Three Nineteen

36 x 48 inches | acrylic on canvas

This piece is my first commissioned work of 2024. I was asked to create a painting reflecting a particular photo taken of the sunset in Turks and Caicos on an unforgettable trip. There was no way I could make something look exactly like it, but I knew there was a way I could make something feel just the same. To feel just like something else requires the remembrance of that thing to which the feeling is related. In order to be triggered, there must be present some part of, or some aspect of a memory’s essence. Immediately, I knew that what mattered most was color, its vibrance, and its life, and what mattered least was matching exactly the forms of those elements that made up the original picture.

For memory is so influenced by everything that an event becomes associated with, by all that occurs after it has. Memory is never complete, in that it never absolutely reflects the actuality upon which its truth depends. Memory can only come back together, and every time it does, it will bring more with it, and different too, maybe more of the same, perhaps even less. To demonstrate the idea of what memory does not need, I separated into two halves the 319 lines that make up the piece’s dense fabric of paint.
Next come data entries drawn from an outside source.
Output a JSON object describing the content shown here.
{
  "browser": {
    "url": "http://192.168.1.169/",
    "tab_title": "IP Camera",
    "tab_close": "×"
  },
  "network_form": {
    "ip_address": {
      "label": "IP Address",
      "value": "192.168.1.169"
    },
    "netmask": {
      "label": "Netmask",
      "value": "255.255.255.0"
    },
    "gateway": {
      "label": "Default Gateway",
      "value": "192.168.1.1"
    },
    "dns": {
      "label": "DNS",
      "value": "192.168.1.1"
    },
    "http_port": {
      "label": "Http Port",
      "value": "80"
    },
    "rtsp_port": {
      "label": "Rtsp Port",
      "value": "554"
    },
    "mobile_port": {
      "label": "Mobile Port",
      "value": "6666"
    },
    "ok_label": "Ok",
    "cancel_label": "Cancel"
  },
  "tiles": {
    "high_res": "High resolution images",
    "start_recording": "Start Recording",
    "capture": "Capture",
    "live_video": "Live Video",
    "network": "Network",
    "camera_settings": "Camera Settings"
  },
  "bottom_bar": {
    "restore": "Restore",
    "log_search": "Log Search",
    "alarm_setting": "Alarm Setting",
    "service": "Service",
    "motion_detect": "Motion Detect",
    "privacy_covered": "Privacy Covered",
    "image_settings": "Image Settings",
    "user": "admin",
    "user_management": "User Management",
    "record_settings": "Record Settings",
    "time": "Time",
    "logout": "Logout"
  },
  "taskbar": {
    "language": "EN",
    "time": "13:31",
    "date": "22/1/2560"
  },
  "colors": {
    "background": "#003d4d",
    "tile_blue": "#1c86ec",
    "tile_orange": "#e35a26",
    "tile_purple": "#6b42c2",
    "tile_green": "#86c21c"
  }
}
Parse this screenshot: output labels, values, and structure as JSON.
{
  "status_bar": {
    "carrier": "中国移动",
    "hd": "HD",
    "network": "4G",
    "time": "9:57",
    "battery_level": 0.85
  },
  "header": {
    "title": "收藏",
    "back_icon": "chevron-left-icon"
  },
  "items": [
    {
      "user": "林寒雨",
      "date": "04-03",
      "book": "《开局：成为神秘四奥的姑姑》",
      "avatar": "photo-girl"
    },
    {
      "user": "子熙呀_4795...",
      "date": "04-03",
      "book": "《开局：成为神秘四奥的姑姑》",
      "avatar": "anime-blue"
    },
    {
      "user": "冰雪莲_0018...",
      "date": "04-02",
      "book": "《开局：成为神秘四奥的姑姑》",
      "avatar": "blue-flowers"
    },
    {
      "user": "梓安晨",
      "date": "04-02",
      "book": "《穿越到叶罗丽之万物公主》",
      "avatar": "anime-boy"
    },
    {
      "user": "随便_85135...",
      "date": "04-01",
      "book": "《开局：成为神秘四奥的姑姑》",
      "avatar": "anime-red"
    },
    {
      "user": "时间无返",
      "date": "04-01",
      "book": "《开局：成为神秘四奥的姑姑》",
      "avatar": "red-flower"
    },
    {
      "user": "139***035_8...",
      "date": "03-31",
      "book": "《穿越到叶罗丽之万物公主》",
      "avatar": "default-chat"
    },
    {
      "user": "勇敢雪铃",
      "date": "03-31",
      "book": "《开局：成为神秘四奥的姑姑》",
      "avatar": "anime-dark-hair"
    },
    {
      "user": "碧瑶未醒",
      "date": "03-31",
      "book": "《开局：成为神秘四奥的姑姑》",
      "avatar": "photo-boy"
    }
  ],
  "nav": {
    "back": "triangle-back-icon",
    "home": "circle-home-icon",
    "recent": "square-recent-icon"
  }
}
We do not need completeness, every detail, full vision, total certainty, absolute knowledge, in order to reconnect with what brought us joy once before, the moments that left us looking around at those with which they were shared, the life inside our heart pulling everything back together again. There is no need for the colors to complete the image by meeting in the middle. We will complete it for them the moment we see ourselves there, fire-footed, running with the feeling we had that day on our feet, in the direction of gratitude over its first becoming.